Reinforcement Learning Models of Animal Curiosity
One week before the start of my freshman year, my bike skills were nonexistent. Yet, biking is an absolute must, when you only have 10 minutes to get from Stern Dining's Burger Wednesdays™ to your CS 106B lecture in Hewlett (and pick up a matcha from Voyager on the way). So how was I able to go from zero to bike pro so quickly (with only one disastrous accident)?

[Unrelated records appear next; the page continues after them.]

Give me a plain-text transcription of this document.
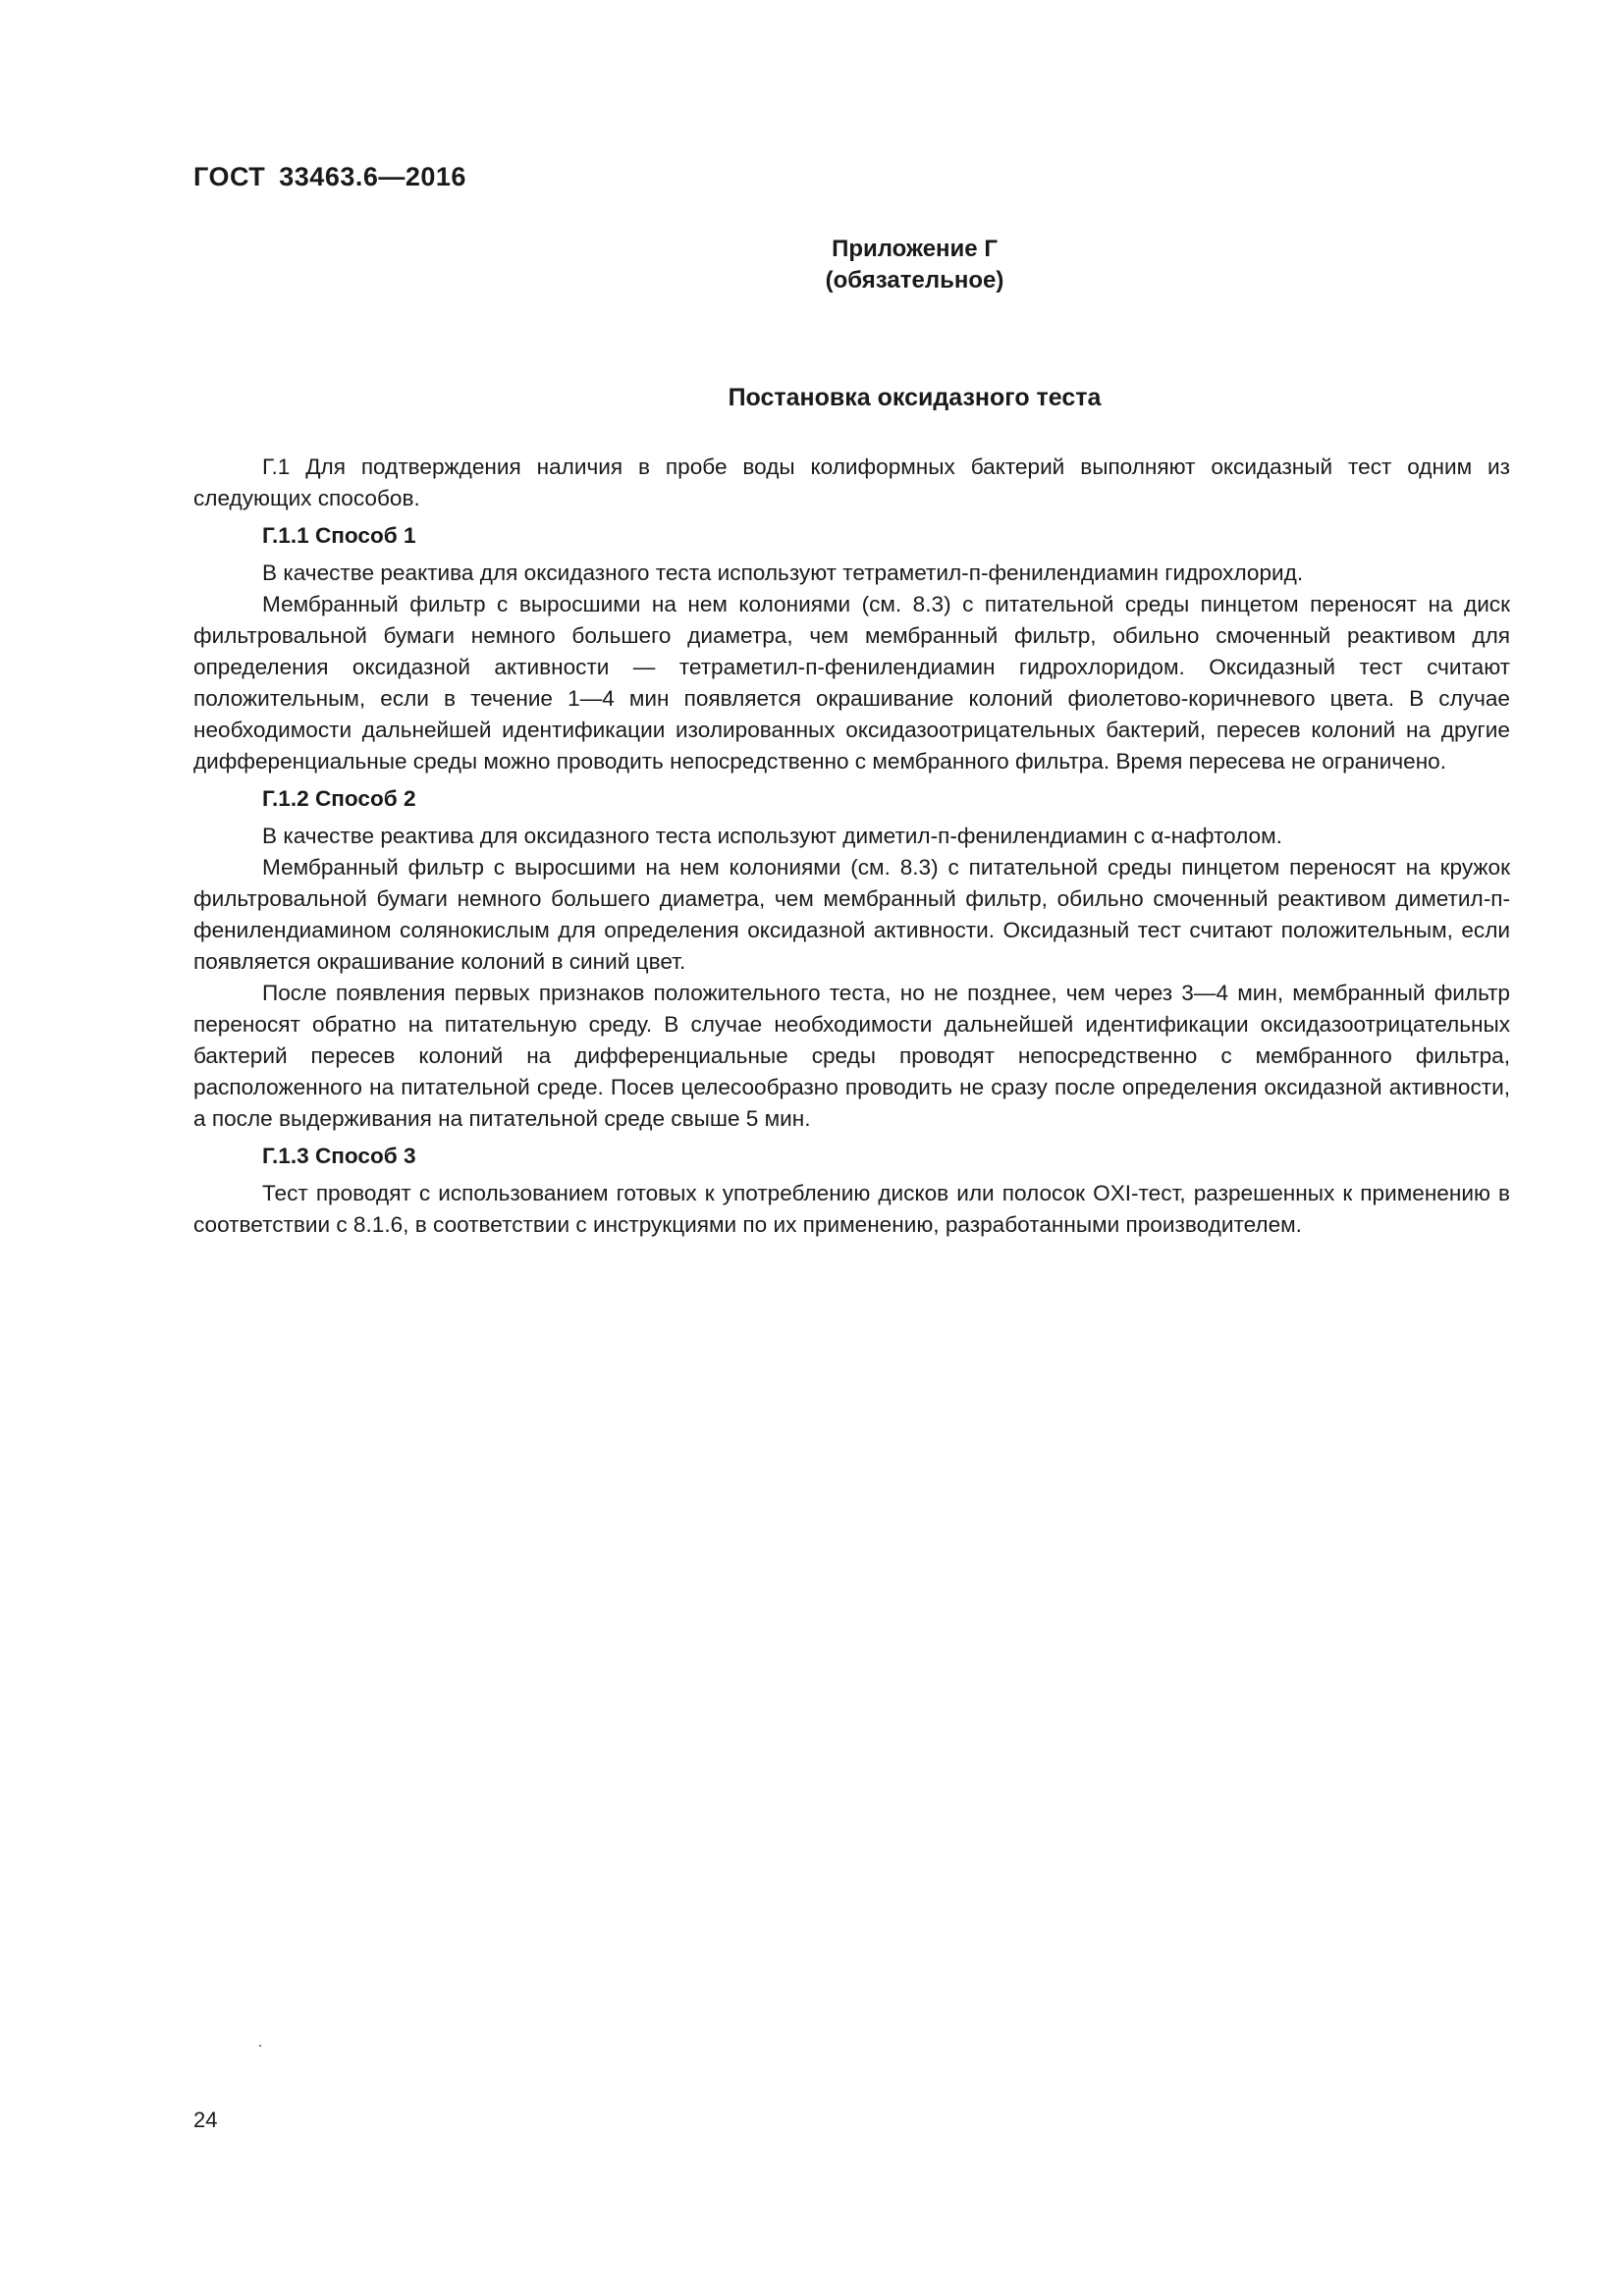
ГОСТ 33463.6—2016
Приложение Г
(обязательное)
Постановка оксидазного теста

Г.1 Для подтверждения наличия в пробе воды колиформных бактерий выполняют оксидазный тест одним из следующих способов.

Г.1.1 Способ 1

В качестве реактива для оксидазного теста используют тетраметил-п-фенилендиамин гидрохлорид.

Мембранный фильтр с выросшими на нем колониями (см. 8.3) с питательной среды пинцетом переносят на диск фильтровальной бумаги немного большего диаметра, чем мембранный фильтр, обильно смоченный реактивом для определения оксидазной активности — тетраметил-п-фенилендиамин гидрохлоридом. Оксидазный тест считают положительным, если в течение 1—4 мин появляется окрашивание колоний фиолетово-коричневого цвета. В случае необходимости дальнейшей идентификации изолированных оксидазоотрицательных бактерий, пересев колоний на другие дифференциальные среды можно проводить непосредственно с мембранного фильтра. Время пересева не ограничено.

Г.1.2 Способ 2

В качестве реактива для оксидазного теста используют диметил-п-фенилендиамин с α-нафтолом.

Мембранный фильтр с выросшими на нем колониями (см. 8.3) с питательной среды пинцетом переносят на кружок фильтровальной бумаги немного большего диаметра, чем мембранный фильтр, обильно смоченный реактивом диметил-п-фенилендиамином солянокислым для определения оксидазной активности. Оксидазный тест считают положительным, если появляется окрашивание колоний в синий цвет.

После появления первых признаков положительного теста, но не позднее, чем через 3—4 мин, мембранный фильтр переносят обратно на питательную среду. В случае необходимости дальнейшей идентификации оксидазоотрицательных бактерий пересев колоний на дифференциальные среды проводят непосредственно с мембранного фильтра, расположенного на питательной среде. Посев целесообразно проводить не сразу после определения оксидазной активности, а после выдерживания на питательной среде свыше 5 мин.

Г.1.3 Способ 3

Тест проводят с использованием готовых к употреблению дисков или полосок OXI-тест, разрешенных к применению в соответствии с 8.1.6, в соответствии с инструкциями по их применению, разработанными производителем.

24
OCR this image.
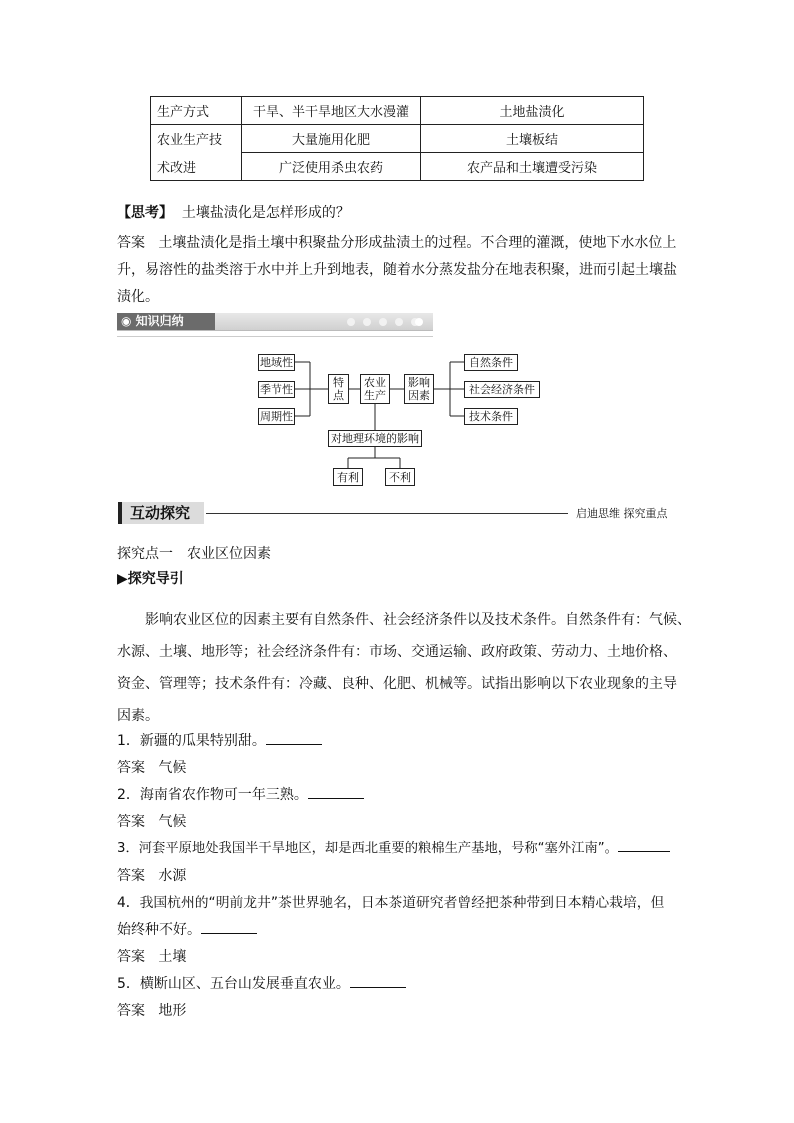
生产方式	干旱、半干旱地区大水漫灌	土地盐渍化
农业生产技	大量施用化肥	土壤板结
术改进	广泛使用杀虫农药	农产品和土壤遭受污染
【思考】 土壤盐渍化是怎样形成的？
答案 土壤盐渍化是指土壤中积聚盐分形成盐渍土的过程。不合理的灌溉，使地下水水位上
升，易溶性的盐类溶于水中并上升到地表，随着水分蒸发盐分在地表积聚，进而引起土壤盐
渍化。
◉ 知识归纳
地域性
季节性
周期性
特点
农业生产
影响因素
自然条件
社会经济条件
技术条件
对地理环境的影响
有利	不利
互动探究	启迪思维 探究重点
探究点一　农业区位因素
▶探究导引
影响农业区位的因素主要有自然条件、社会经济条件以及技术条件。自然条件有：气候、
水源、土壤、地形等；社会经济条件有：市场、交通运输、政府政策、劳动力、土地价格、
资金、管理等；技术条件有：冷藏、良种、化肥、机械等。试指出影响以下农业现象的主导
因素。
1．新疆的瓜果特别甜。
答案 气候
2．海南省农作物可一年三熟。
答案 气候
3．河套平原地处我国半干旱地区，却是西北重要的粮棉生产基地，号称“塞外江南”。
答案 水源
4．我国杭州的“明前龙井”茶世界驰名，日本茶道研究者曾经把茶种带到日本精心栽培，但
始终种不好。
答案 土壤
5．横断山区、五台山发展垂直农业。
答案 地形
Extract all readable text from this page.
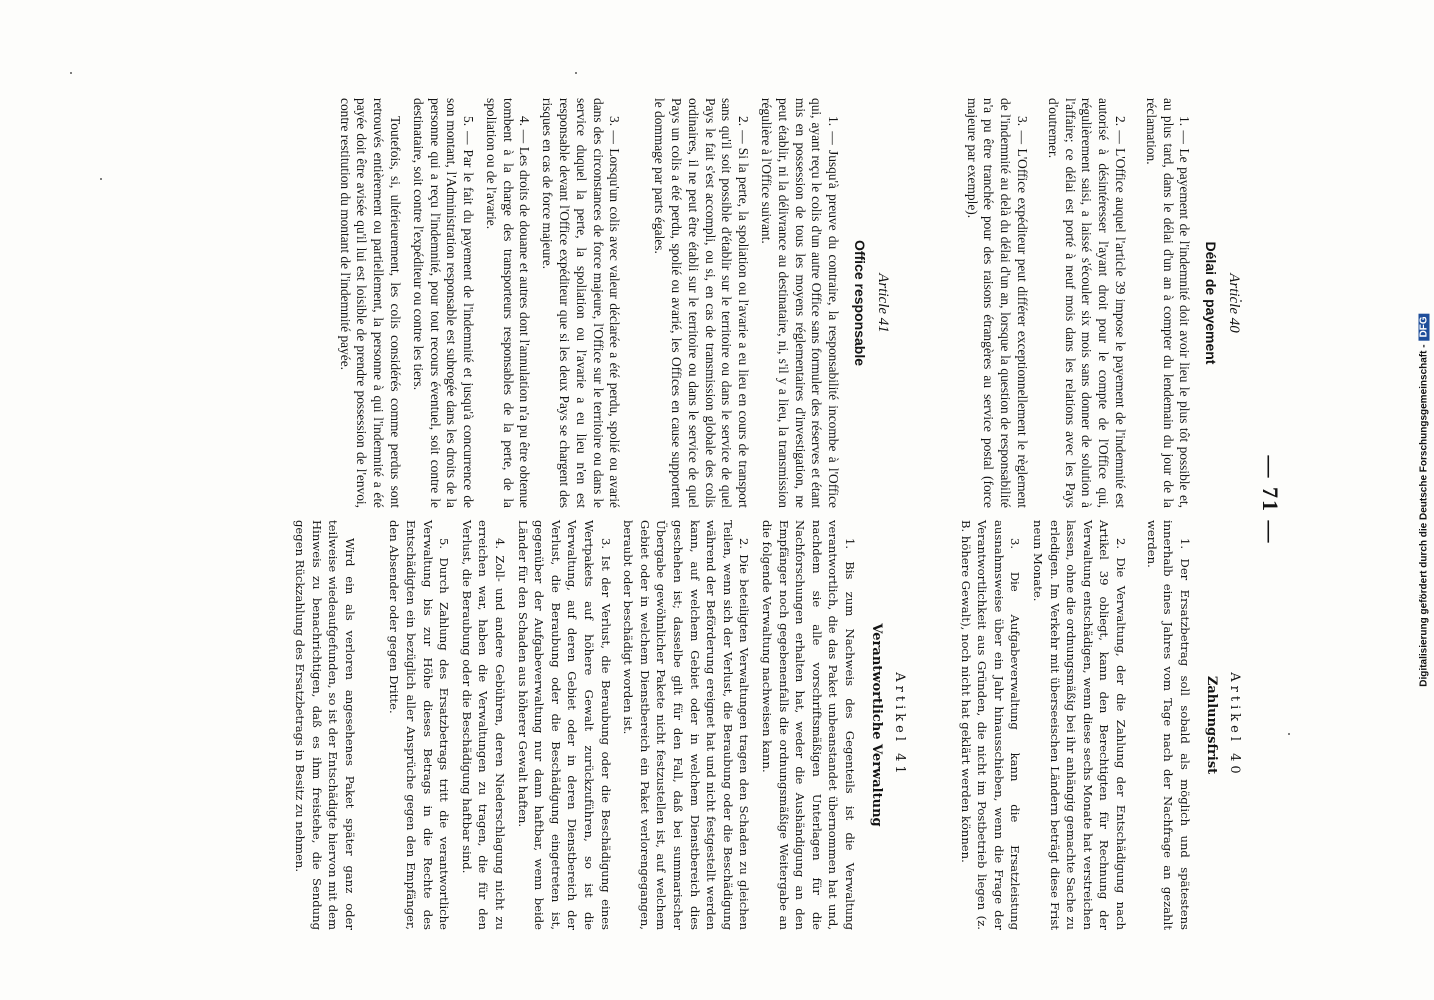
— 71 —
Article 40
Délai de payement

1. — Le payement de l'indemnité doit avoir lieu le plus tôt possible et, au plus tard, dans le délai d'un an à compter du lendemain du jour de la réclamation.

2. — L'Office auquel l'article 39 impose le payement de l'indemnité est autorisé à désintéresser l'ayant droit pour le compte de l'Office qui, régulièrement saisi, a laissé s'écouler six mois sans donner de solution à l'affaire; ce délai est porté à neuf mois dans les relations avec les Pays d'outremer.

3. — L'Office expéditeur peut différer exceptionnellement le règlement de l'indemnité au delà du délai d'un an, lorsque la question de responsabilité n'a pu être tranchée pour des raisons étrangères au service postal (force majeure par exemple).

Article 41
Office responsable

1. — Jusqu'à preuve du contraire, la responsabilité incombe à l'Office qui, ayant reçu le colis d'un autre Office sans formuler des réserves et étant mis en possession de tous les moyens réglementaires d'investigation, ne peut établir, ni la délivrance au destinataire, ni, s'il y a lieu, la transmission régulière à l'Office suivant.

2. — Si la perte, la spoliation ou l'avarie a eu lieu en cours de transport sans qu'il soit possible d'établir sur le territoire ou dans le service de quel Pays le fait s'est accompli, ou si, en cas de transmission globale des colis ordinaires, il ne peut être établi sur le territoire ou dans le service de quel Pays un colis a été perdu, spolié ou avarié, les Offices en cause supportent le dommage par parts égales.

3. — Lorsqu'un colis avec valeur déclarée a été perdu, spolié ou avarié dans des circonstances de force majeure, l'Office sur le territoire ou dans le service duquel la perte, la spoliation ou l'avarie a eu lieu n'en est responsable devant l'Office expéditeur que si les deux Pays se chargent des risques en cas de force majeure.

4. — Les droits de douane et autres dont l'annulation n'a pu être obtenue tombent à la charge des transporteurs responsables de la perte, de la spoliation ou de l'avarie.

5. — Par le fait du payement de l'indemnité et jusqu'à concurrence de son montant, l'Administration responsable est subrogée dans les droits de la personne qui a reçu l'indemnité, pour tout recours éventuel, soit contre le destinataire, soit contre l'expéditeur ou contre les tiers.

Toutefois, si, ultérieurement, les colis considérés comme perdus sont retrouvés entièrement ou partiellement, la personne à qui l'indemnité a été payée doit être avisée qu'il lui est loisible de prendre possession de l'envoi, contre restitution du montant de l'indemnité payée.

Artikel 40
Zahlungsfrist

1. Der Ersatzbetrag soll sobald als möglich und spätestens innerhalb eines Jahres vom Tage nach der Nachfrage an gezahlt werden.

2. Die Verwaltung, der die Zahlung der Entschädigung nach Artikel 39 obliegt, kann den Berechtigten für Rechnung der Verwaltung entschädigen, wenn diese sechs Monate hat verstreichen lassen, ohne die ordnungsmäßig bei ihr anhängig gemachte Sache zu erledigen. Im Verkehr mit überseeischen Ländern beträgt diese Frist neun Monate.

3. Die Aufgabeverwaltung kann die Ersatzleistung ausnahmsweise über ein Jahr hinausschieben, wenn die Frage der Verantwortlichkeit aus Gründen, die nicht im Postbetrieb liegen (z. B. höhere Gewalt), noch nicht hat geklärt werden können.

Artikel 41
Verantwortliche Verwaltung

1. Bis zum Nachweis des Gegenteils ist die Verwaltung verantwortlich, die das Paket unbeanstandet übernommen hat und, nachdem sie alle vorschriftsmäßigen Unterlagen für die Nachforschungen erhalten hat, weder die Aushändigung an den Empfänger noch gegebenenfalls die ordnungsmäßige Weitergabe an die folgende Verwaltung nachweisen kann.

2. Die beteiligten Verwaltungen tragen den Schaden zu gleichen Teilen, wenn sich der Verlust, die Beraubung oder die Beschädigung während der Beförderung ereignet hat und nicht festgestellt werden kann, auf welchem Gebiet oder in welchem Dienstbereich dies geschehen ist; dasselbe gilt für den Fall, daß bei summarischer Übergabe gewöhnlicher Pakete nicht festzustellen ist, auf welchem Gebiet oder in welchem Dienstbereich ein Paket verlorengegangen, beraubt oder beschädigt worden ist.

3. Ist der Verlust, die Beraubung oder die Beschädigung eines Wertpakets auf höhere Gewalt zurückzuführen, so ist die Verwaltung, auf deren Gebiet oder in deren Dienstbereich der Verlust, die Beraubung oder die Beschädigung eingetreten ist, gegenüber der Aufgabeverwaltung nur dann haftbar, wenn beide Länder für den Schaden aus höherer Gewalt haften.

4. Zoll- und andere Gebühren, deren Niederschlagung nicht zu erreichen war, haben die Verwaltungen zu tragen, die für den Verlust, die Beraubung oder die Beschädigung haftbar sind.

5. Durch Zahlung des Ersatzbetrags tritt die verantwortliche Verwaltung bis zur Höhe dieses Betrags in die Rechte des Entschädigten ein bezüglich aller Ansprüche gegen den Empfänger, den Absender oder gegen Dritte.

Wird ein als verloren angesehenes Paket später ganz oder teilweise wiedeaufgefunden, so ist der Entschädigte hiervon mit dem Hinweis zu benachrichtigen, daß es ihm freistehe, die Sendung gegen Rückzahlung des Ersatzbetrags in Besitz zu nehmen.

Digitalisierung gefördert durch die Deutsche Forschungsgemeinschaft -DFG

Learning how to bike is a classic example of reinforcement learning (RL), where the agent undergoes a process of trial-and-error in order to learn behaviors that maximize positive rewards (getting that Voyager matcha) while decreasing negative rewards (falling on your face in front of your new freshman orientation friends). This summer, I worked in the Linderman Lab at Stanford University, developing new reinforcement learning algorithms to model mouse behavior. I was mentored by Scott Linderman and Aditi Jha through the SURP-Stats program.
Research Overview
Previous work has shown that mice navigating a labyrinth follow an underlying search algorithm that may be partially explained by curiosity, an intrinsic reward (Rosenberg et. al., 2021). In this project, we use reinforcement learning to model how a mouse navigates a maze and locates rewarding sites over time. In particular, we develop several parameterizations of an intrinsic reward function to account for curiosity-driven exploration, as well as a representation of the mouse's internal world model. Through quantifying the relative contributions of extrinsic and intrinsic rewards, we can gain insight on the neural processes underlying a mouse's decision-making process.
Next, we teach a mouse how to bike :)
References
Rosenberg, M., Zhang, T., Perona, P., & Meister, M. (2021). Mice in a labyrinth show rapid learning, sudden insight, and efficient exploration. eLife, 10, e66175.